Hazreti Süfyan-i Sevri (r.a.), sâde yaşamayı sever, aza kanaât eder, fakirlere çok itibar gösterirdi.
Süfyan-i Sevri (r.a.), dünyalık elle geçirmek için devlet adamlarına hizmet eden birine bu halden uzaklaşmasını, Allah-u Teâlâ’ya ibadet etmesini tavsiye etti.
O kimse;
-“Ailemin geçimi ne olacak?” diye sorunca,
Hazreti Süfyan-i Sevri (r.a.);
-“Sübhanallah! Kendisine asi olduğun hallerde bile rızkını kesmeyen Allah-u Teâlâ, kendisine itaatkâr olduğun zaman rızkını vermez mi?” buyurdu.
Hazreti Süfyan (r.a.), birisiyle birlikte evin kapısında duruyordu. Önlerinden, süslenmiş bir adam geçti. Arkadaşı, bu adama bakarken, Hazreti Süfyyan (r.a.) mani olup;
-“Eğer sizler bakmamış olsanız, böyle israf yapmazdı. Bunun israf günahına siz de ortak oluyorsunuz.” Buyurdu.
Birgün arkadaşları;
-“Ey Süfyan! Güç ve takatınızın üzerinde ibadet ve nefsinizle mücadele ediyorsunuz. Nefsinize biraz merhamet etseniz yine muradınıza erersiniz.” Dediler.

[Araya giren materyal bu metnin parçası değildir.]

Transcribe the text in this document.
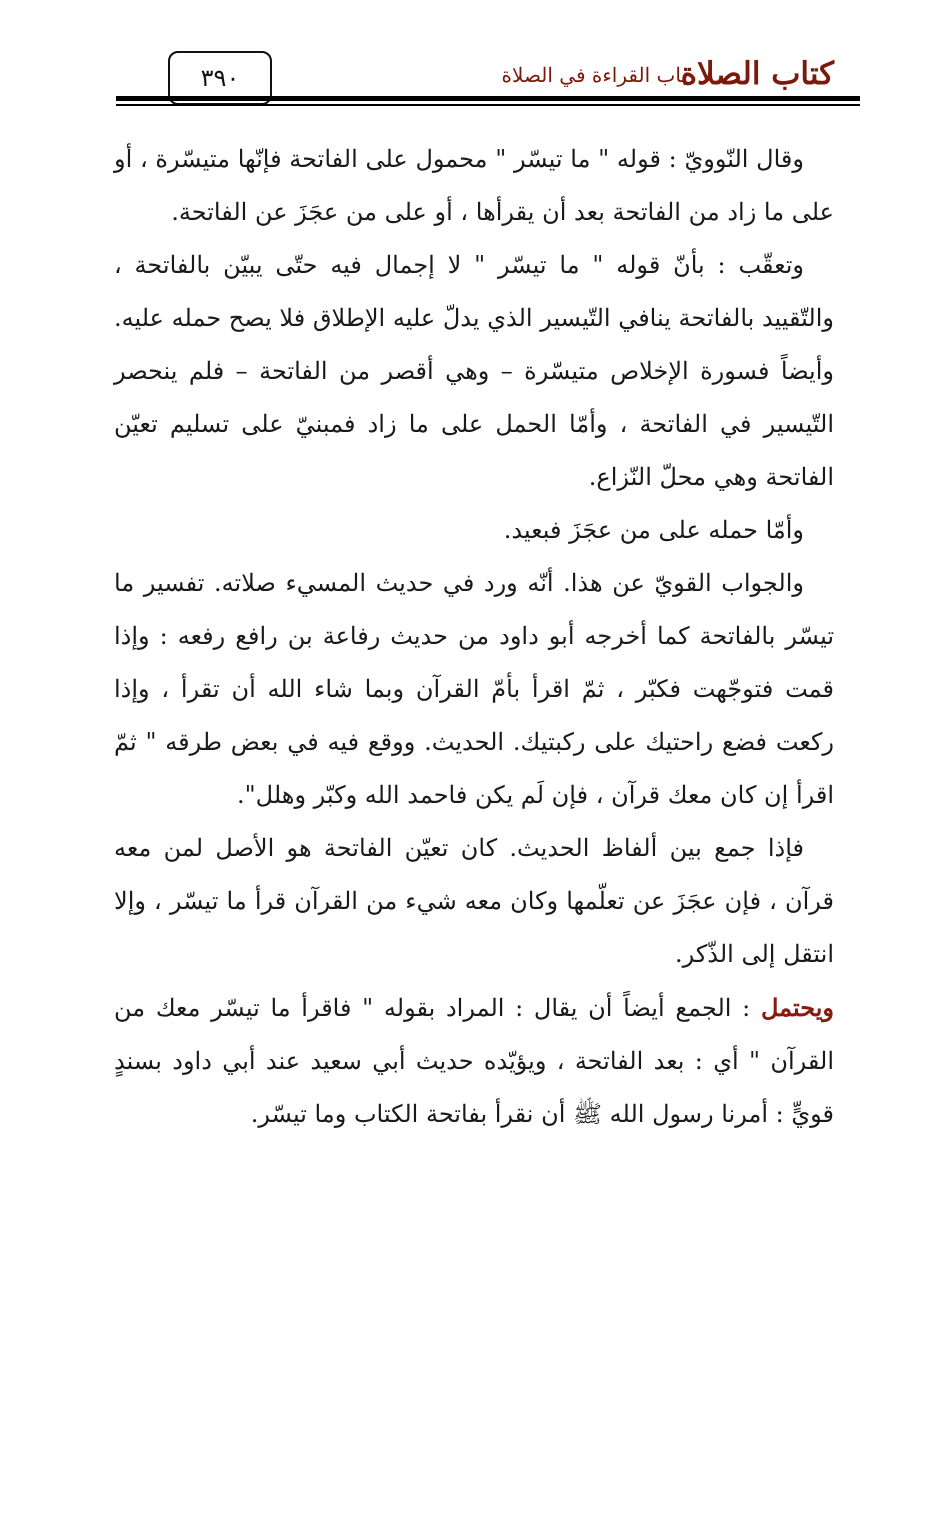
كتاب الصلاة
باب القراءة في الصلاة
٣٩٠

وقال النّوويّ : قوله " ما تيسّر " محمول على الفاتحة فإنّها متيسّرة ، أو على ما زاد من الفاتحة بعد أن يقرأها ، أو على من عجَزَ عن الفاتحة.

وتعقّب : بأنّ قوله " ما تيسّر " لا إجمال فيه حتّى يبيّن بالفاتحة ، والتّقييد بالفاتحة ينافي التّيسير الذي يدلّ عليه الإطلاق فلا يصح حمله عليه. وأيضاً فسورة الإخلاص متيسّرة – وهي أقصر من الفاتحة – فلم ينحصر التّيسير في الفاتحة ، وأمّا الحمل على ما زاد فمبنيّ على تسليم تعيّن الفاتحة وهي محلّ النّزاع.

وأمّا حمله على من عجَزَ فبعيد.

والجواب القويّ عن هذا. أنّه ورد في حديث المسيء صلاته. تفسير ما تيسّر بالفاتحة كما أخرجه أبو داود من حديث رفاعة بن رافع رفعه : وإذا قمت فتوجّهت فكبّر ، ثمّ اقرأ بأمّ القرآن وبما شاء الله أن تقرأ ، وإذا ركعت فضع راحتيك على ركبتيك. الحديث. ووقع فيه في بعض طرقه " ثمّ اقرأ إن كان معك قرآن ، فإن لَم يكن فاحمد الله وكبّر وهلل".

فإذا جمع بين ألفاظ الحديث. كان تعيّن الفاتحة هو الأصل لمن معه قرآن ، فإن عجَزَ عن تعلّمها وكان معه شيء من القرآن قرأ ما تيسّر ، وإلا انتقل إلى الذّكر.

ويحتمل : الجمع أيضاً أن يقال : المراد بقوله " فاقرأ ما تيسّر معك من القرآن " أي : بعد الفاتحة ، ويؤيّده حديث أبي سعيد عند أبي داود بسندٍ قويٍّ : أمرنا رسول الله ﷺ أن نقرأ بفاتحة الكتاب وما تيسّر.
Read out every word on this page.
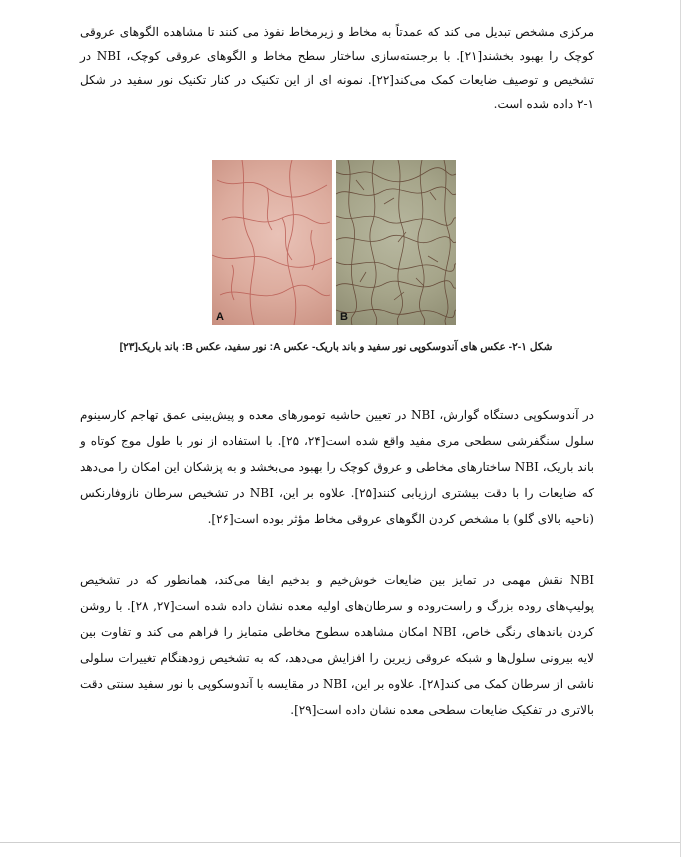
مرکزی مشخص تبدیل می کند که عمدتاً به مخاط و زیرمخاط نفوذ می کنند تا مشاهده الگوهای عروقی کوچک را بهبود بخشند[۲۱]. با برجسته‌سازی ساختار سطح مخاط و الگوهای عروقی کوچک، NBI در تشخیص و توصیف ضایعات کمک می‌کند[۲۲]. نمونه ای از این تکنیک در کنار تکنیک نور سفید در شکل ۱-۲ داده شده است.

A	B

شکل ۱-۲- عکس های آندوسکوپی نور سفید و باند باریک- عکس A: نور سفید، عکس B: باند باریک[۲۳]

در آندوسکوپی دستگاه گوارش، NBI در تعیین حاشیه تومورهای معده و پیش‌بینی عمق تهاجم کارسینوم سلول سنگفرشی سطحی مری مفید واقع شده است[۲۴، ۲۵]. با استفاده از نور با طول موج کوتاه و باند باریک، NBI ساختارهای مخاطی و عروق کوچک را بهبود می‌بخشد و به پزشکان این امکان را می‌دهد که ضایعات را با دقت بیشتری ارزیابی کنند[۲۵]. علاوه بر این، NBI در تشخیص سرطان نازوفارنکس (ناحیه بالای گلو) با مشخص کردن الگوهای عروقی مخاط مؤثر بوده است[۲۶].

NBI نقش مهمی در تمایز بین ضایعات خوش‌خیم و بدخیم ایفا می‌کند، همانطور که در تشخیص پولیپ‌های روده بزرگ و راست‌روده و سرطان‌های اولیه معده نشان داده شده است[۲۷, ۲۸]. با روشن کردن باندهای رنگی خاص، NBI امکان مشاهده سطوح مخاطی متمایز را فراهم می کند و تفاوت بین لایه بیرونی سلول‌ها و شبکه عروقی زیرین را افزایش می‌دهد، که به تشخیص زودهنگام تغییرات سلولی ناشی از سرطان کمک می کند[۲۸]. علاوه بر این، NBI در مقایسه با آندوسکوپی با نور سفید سنتی دقت بالاتری در تفکیک ضایعات سطحی معده نشان داده است[۲۹].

Hazreti Süfyan-i Sevri (r.a.);
-“Ey kardeşlerim! Âlimlerden duydum ki; “Kıyamet günü cennet ehli Cennete girip, makamlarına vardıklarında bir nur görürler. Öyle ki o Nur cennetin yedi katını dahi aydınlatır. O kimseler zanederler ki, bu nur Allah-u Teâlâ’nın cemalinin nurudur. ONUN İÇİN SECDEYE KAPANIRLAR. Sonra Allah-u Teâlâ’dan bir ses gelir.-“ Siz başınızı secdeden kaldırın. Bu nur, Allah-u Teâlâ’nın cemalının nuru değildir. BİR HURİ’NİN, SAHİBİNİN YÜZÜNE KARŞI GÜLDÜĞÜNDE MEYDANA GELEN VE BU KADAR YÜKSELEN NUR’DUR.” Bu hurileri isteyenler kınanmazlarsa, Rabbini istiyenler nasıl kınanabilirler.” Buyurdu.
İslam âlimleri ansiklopedisi
Allah-u Teâlâ hazretleri (c.c.) Bizleri ve sizleri Süfyan-i Sevri hazretleri (Radiyallah-u anh) hurmetine günahlarımızı afv eylesin. Amin
Fuad Yusufoğlu
Etiketler: kerametler, Menkıbeler, Süfyan-ı Sevri (r.a.), Tasavvuf, Tebe-i Tabiin
06 Kasım 2013, 19:55 tarihinde.
[...] Muhammed Rûmi (Radiyallah-u anhu) – 16 « Süfyan-i Sevri (Radiyallah-u anh)- 3 Süfyan-i Sevri (Radiyallah-u anh)- 5 [...]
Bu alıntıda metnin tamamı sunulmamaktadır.